• Democracy
  • September 21, 2010
  • 13 minutes read

US scholar David Ottoway writes on: Egypt at the tipping point

US scholar David Ottoway writes on: Egypt at the tipping point

“Egypt at the tipping point” was the title of David Ottoway’s newest study at the Woodrow Wilson International Center for Scholars. The paper comes in a series of published articles in the Wilson Center Middle East Program’s summer 2010 Occasional Paper.
Ottaway discussed his hand on experiences and some remarkable political events comparing Middle East countries‘ domestic, social and economic situations in flash back style. Egypt in particular was discussed as Ottoway compares Mubarak’s transition of power following Sadat’s death to his ending of his political career. He writes
“The question naturally arises whether Egypt might follow the “Turkish model” of a peaceful transition from secular military to Muslim civilian rule”.
Outlined is series of questions that he sought to answer in his paper. He discusses issues ranging from Mubarak’s successor, nature of regime changing, possibility of Dr. Mohamed ElBaradei becoming president and other concepts including human rights, and the economy social and political trends in Egypt . Ottoway questioned the possibility of Turkey ‘s politics and Turkey ‘s AKP wondering if it would affect the future of the Muslim Brotherhood in Egyptian politics. He writes on the Brotherhood;

“One of the hottest issues Egyptians, foreign residents and diplomats are all debating today is how the government should deal with the Muslim Brotherhood, which shocked the country by capturing 88 seats—20 percent of all elected deputies—in the 2005 parliamentary elections to establish itself as the main opposition bloc. The Brotherhood is the oldest Islamic political movement not only in Egypt but the entire Arab world, founded by the Egyptian scholar Hassan al-Banna in 1928. Its primary goal has long been to establish an Islamic state”.


 He commends the MB ascertaining that


” Whatever Egyptians think of the Brethren, almost all agree they have had great success in progressively imposing their values on society over the past three decades.”


In short he contended that the MB was a positive force to be reckoned with indicating that:


The other view of the Brotherhood is that this fount of Islamic conservative activism has mellowed considerably and progressively come to accept the rules of engagement in a multi-party democracy.

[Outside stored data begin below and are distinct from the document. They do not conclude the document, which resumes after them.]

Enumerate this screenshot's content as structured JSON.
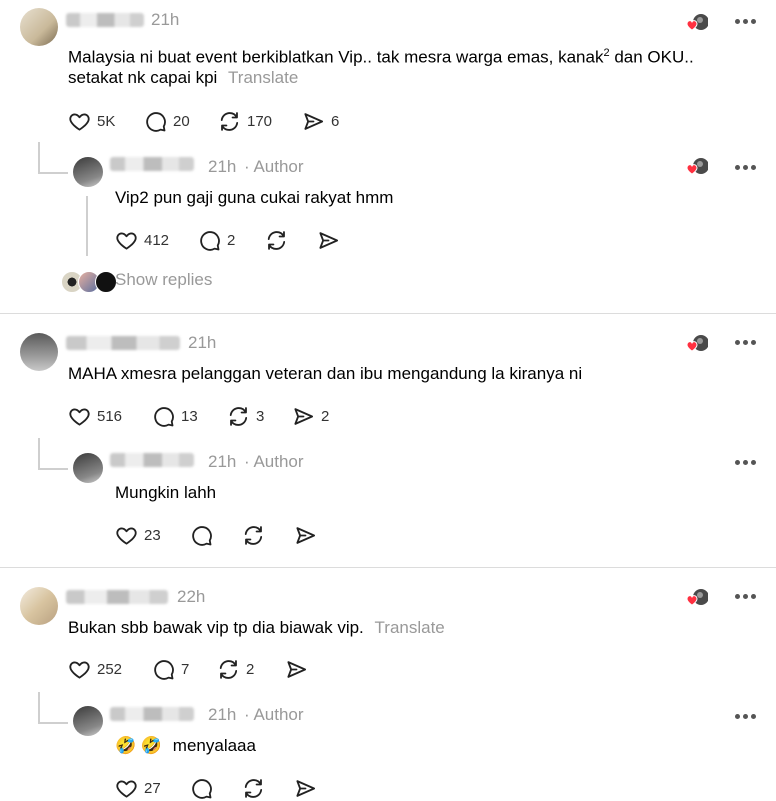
{
  "threads": [
    {
      "time": "21h",
      "text": "Malaysia ni buat event berkiblatkan Vip.. tak mesra warga emas, kanak",
      "text_sup": "2",
      "text_tail": " dan OKU..",
      "text_line2": "setakat nk capai kpi",
      "translate": "Translate",
      "likes": "5K",
      "comments": "20",
      "reposts": "170",
      "shares": "6",
      "reply": {
        "time": "21h",
        "author_label": "· Author",
        "text": "Vip2 pun gaji guna cukai rakyat hmm",
        "likes": "412",
        "comments": "2"
      },
      "show_replies": "Show replies"
    },
    {
      "time": "21h",
      "text": "MAHA xmesra pelanggan veteran dan ibu mengandung la kiranya ni",
      "likes": "516",
      "comments": "13",
      "reposts": "3",
      "shares": "2",
      "reply": {
        "time": "21h",
        "author_label": "· Author",
        "text": "Mungkin lahh",
        "likes": "23"
      }
    },
    {
      "time": "22h",
      "text": "Bukan sbb bawak vip tp dia biawak vip.",
      "translate": "Translate",
      "likes": "252",
      "comments": "7",
      "reposts": "2",
      "reply": {
        "time": "21h",
        "author_label": "· Author",
        "emoji": "🤣 🤣",
        "text": "menyalaaa",
        "likes": "27"
      }
    }
  ],
  "icons": {
    "like": "heart-icon",
    "comment": "comment-bubble-icon",
    "repost": "repost-icon",
    "share": "share-send-icon",
    "more": "more-options-icon",
    "reaction": "liked-by-author-icon"
  },
  "colors": {
    "heart": "#ff3040",
    "muted": "#999999",
    "divider": "#dcdcdc"
  }
}
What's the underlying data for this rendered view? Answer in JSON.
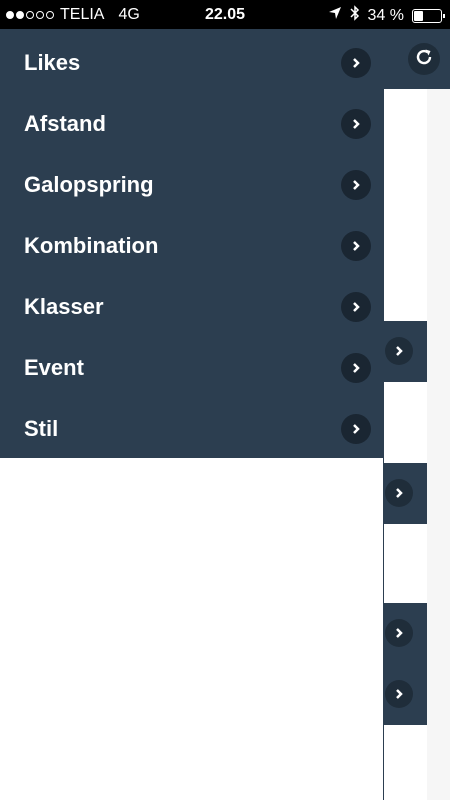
{
  "status_bar": {
    "signal_dots": [
      true,
      true,
      false,
      false,
      false
    ],
    "carrier": "TELIA",
    "network": "4G",
    "time": "22.05",
    "battery_text": "34 %",
    "battery_level": 0.34
  },
  "drawer": {
    "items": [
      {
        "label": "Likes"
      },
      {
        "label": "Afstand"
      },
      {
        "label": "Galopspring"
      },
      {
        "label": "Kombination"
      },
      {
        "label": "Klasser"
      },
      {
        "label": "Event"
      },
      {
        "label": "Stil"
      }
    ]
  },
  "colors": {
    "nav_background": "#2c3e50",
    "chevron_background": "#1a2632",
    "text": "#ffffff"
  },
  "icons": {
    "refresh": "refresh-icon",
    "chevron": "chevron-right-icon",
    "location": "location-arrow-icon",
    "bluetooth": "bluetooth-icon",
    "battery": "battery-icon"
  }
}
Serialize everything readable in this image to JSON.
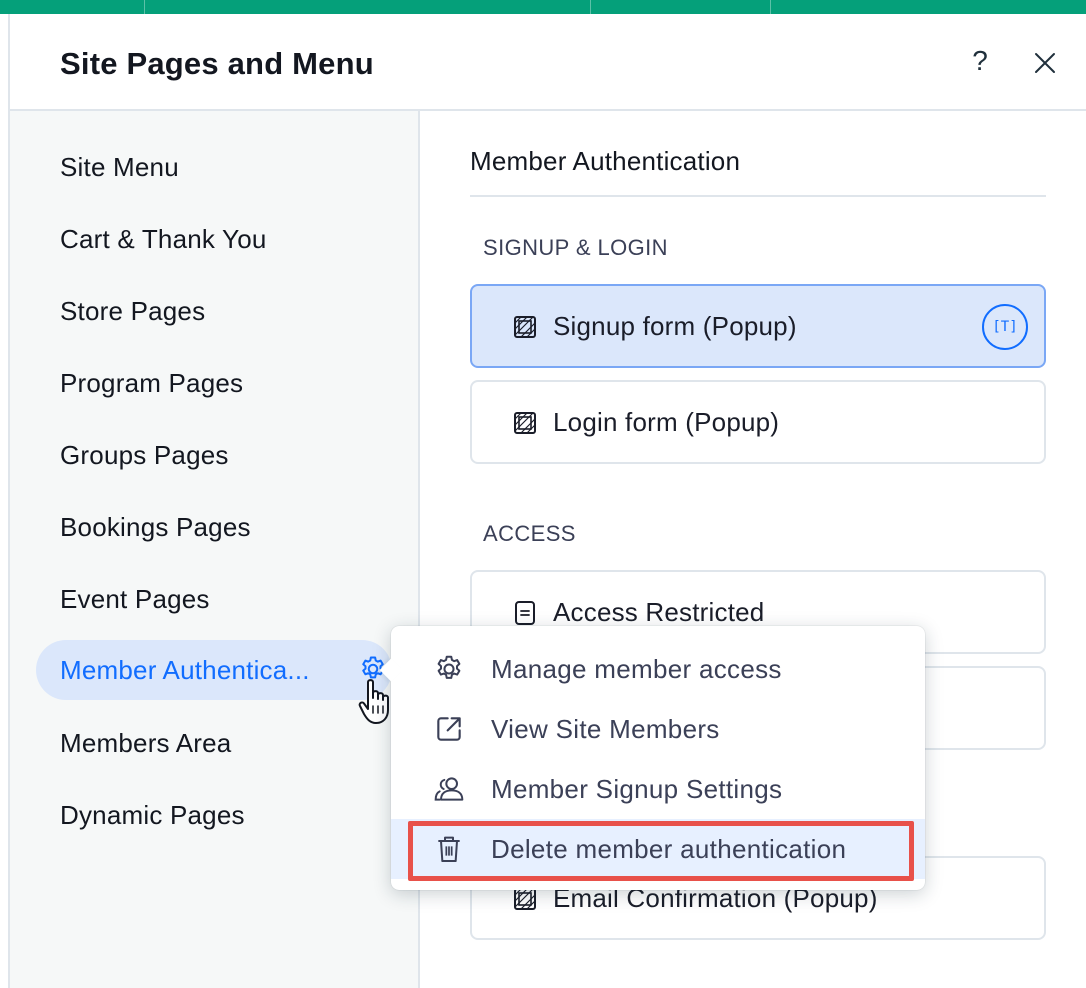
{
  "panel": {
    "title": "Site Pages and Menu",
    "help_label": "?",
    "close_icon": "close-icon"
  },
  "sidebar": {
    "items": [
      {
        "label": "Site Menu"
      },
      {
        "label": "Cart & Thank You"
      },
      {
        "label": "Store Pages"
      },
      {
        "label": "Program Pages"
      },
      {
        "label": "Groups Pages"
      },
      {
        "label": "Bookings Pages"
      },
      {
        "label": "Event Pages"
      },
      {
        "label": "Member Authentica...",
        "active": true,
        "icon": "gear-icon"
      },
      {
        "label": "Members Area"
      },
      {
        "label": "Dynamic Pages"
      }
    ]
  },
  "content": {
    "section_title": "Member Authentication",
    "groups": [
      {
        "label": "SIGNUP & LOGIN",
        "pages": [
          {
            "label": "Signup form (Popup)",
            "icon": "popup-page-icon",
            "selected": true,
            "badge": "[T]"
          },
          {
            "label": "Login form (Popup)",
            "icon": "popup-page-icon"
          }
        ]
      },
      {
        "label": "ACCESS",
        "pages": [
          {
            "label": "Access Restricted",
            "icon": "page-icon"
          },
          {
            "label": "",
            "icon": ""
          },
          {
            "label": "Email Confirmation (Popup)",
            "icon": "popup-page-icon"
          }
        ]
      }
    ]
  },
  "context_menu": {
    "items": [
      {
        "label": "Manage member access",
        "icon": "gear-icon"
      },
      {
        "label": "View Site Members",
        "icon": "external-link-icon"
      },
      {
        "label": "Member Signup Settings",
        "icon": "members-icon"
      },
      {
        "label": "Delete member authentication",
        "icon": "trash-icon",
        "highlighted": true
      }
    ]
  },
  "colors": {
    "accent": "#116dff",
    "active_bg": "#dbe7fb",
    "top_bar": "#05a07a",
    "highlight_border": "#e8514a"
  }
}
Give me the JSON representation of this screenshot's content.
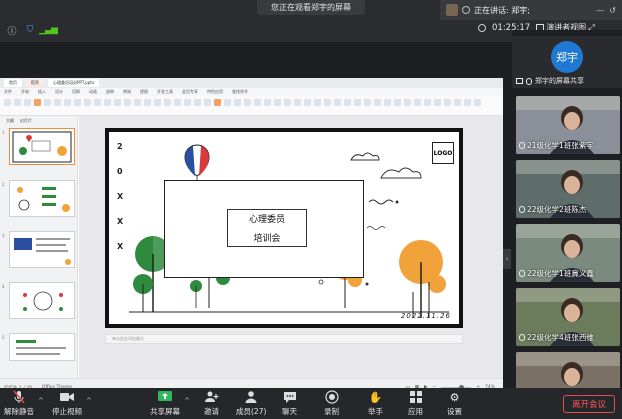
{
  "header": {
    "viewing_banner": "您正在观看郑宇的屏幕",
    "speaker_label": "正在讲话: 郑宇;",
    "timer": "01:25:17",
    "view_label": "演讲者视图"
  },
  "document": {
    "tabs": [
      "首页",
      "稻壳",
      "心理委员培训PPT.pptx"
    ],
    "menu": [
      "文件",
      "开始",
      "插入",
      "设计",
      "切换",
      "动画",
      "放映",
      "审阅",
      "视图",
      "开发工具",
      "会员专享",
      "特色应用",
      "查找命令"
    ],
    "thumb_tabs": [
      "大纲",
      "幻灯片"
    ],
    "thumb_numbers": [
      "1",
      "2",
      "3",
      "4",
      "5"
    ],
    "notes_placeholder": "单击此处添加备注",
    "status_slide": "幻灯片 1 / 20",
    "status_theme": "Office Theme",
    "zoom": "74%"
  },
  "slide": {
    "vertical_letters": [
      "2",
      "0",
      "X",
      "X",
      "X"
    ],
    "title_line1": "心理委员",
    "title_line2": "培训会",
    "logo": "LOGO",
    "date": "2022.11.26"
  },
  "gallery": {
    "self_avatar": "郑宇",
    "self_caption": "郑宇的屏幕共享",
    "participants": [
      {
        "name": "21级化学1班张紫宇",
        "bg": "#8a8f99"
      },
      {
        "name": "22级化学2班陈杰",
        "bg": "#5e6d6a"
      },
      {
        "name": "22级化学1班冀义鑫",
        "bg": "#7a8a7e"
      },
      {
        "name": "22级化学4班张西维",
        "bg": "#6b7c5d"
      },
      {
        "name": "",
        "bg": "#7a7066"
      }
    ]
  },
  "toolbar": {
    "mute": "解除静音",
    "video": "停止视频",
    "share": "共享屏幕",
    "invite": "邀请",
    "members": "成员(27)",
    "chat": "聊天",
    "record": "录制",
    "raise_hand": "举手",
    "apps": "应用",
    "settings": "设置",
    "leave": "离开会议"
  },
  "colors": {
    "leave": "#e54b4b",
    "accent": "#1f78d1",
    "slide_green": "#2e8b3e",
    "slide_orange": "#f2a23a",
    "slide_red": "#d83a3a",
    "slide_blue": "#2a4fa0"
  }
}
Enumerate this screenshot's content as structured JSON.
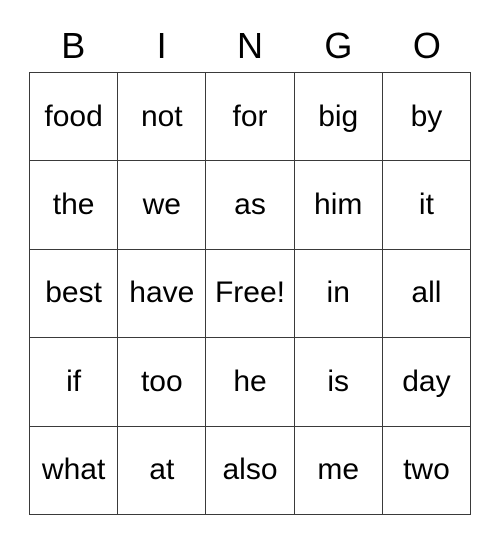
{
  "card": {
    "title": "BINGO",
    "header_letters": [
      "B",
      "I",
      "N",
      "G",
      "O"
    ],
    "free_space_label": "Free!",
    "free_space_position": {
      "row": 2,
      "col": 2
    },
    "grid_size": "5x5",
    "colors": {
      "background": "#ffffff",
      "text": "#000000",
      "border": "#3a3a3a"
    },
    "rows": [
      {
        "cells": [
          "food",
          "not",
          "for",
          "big",
          "by"
        ]
      },
      {
        "cells": [
          "the",
          "we",
          "as",
          "him",
          "it"
        ]
      },
      {
        "cells": [
          "best",
          "have",
          "Free!",
          "in",
          "all"
        ]
      },
      {
        "cells": [
          "if",
          "too",
          "he",
          "is",
          "day"
        ]
      },
      {
        "cells": [
          "what",
          "at",
          "also",
          "me",
          "two"
        ]
      }
    ]
  }
}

‘Since they form the country’s largest organized political constituency, only by incorporating Islamists into the political system can Egypt ever hope to become truly democratic.

Ottaway discussed other several findings where he commented on the Egyptian citizen’s willingness to endure highly difficult social and economic conditions.
“The government has installed just enough safety valves to keep the pot from exploding.”
According to Ottoway, journalists are given just enough media freedom, workers are given just high enough wages, and the Muslim Brotherhood is allowed just enough influence in domestic affairs to keep Egyptians satisfied.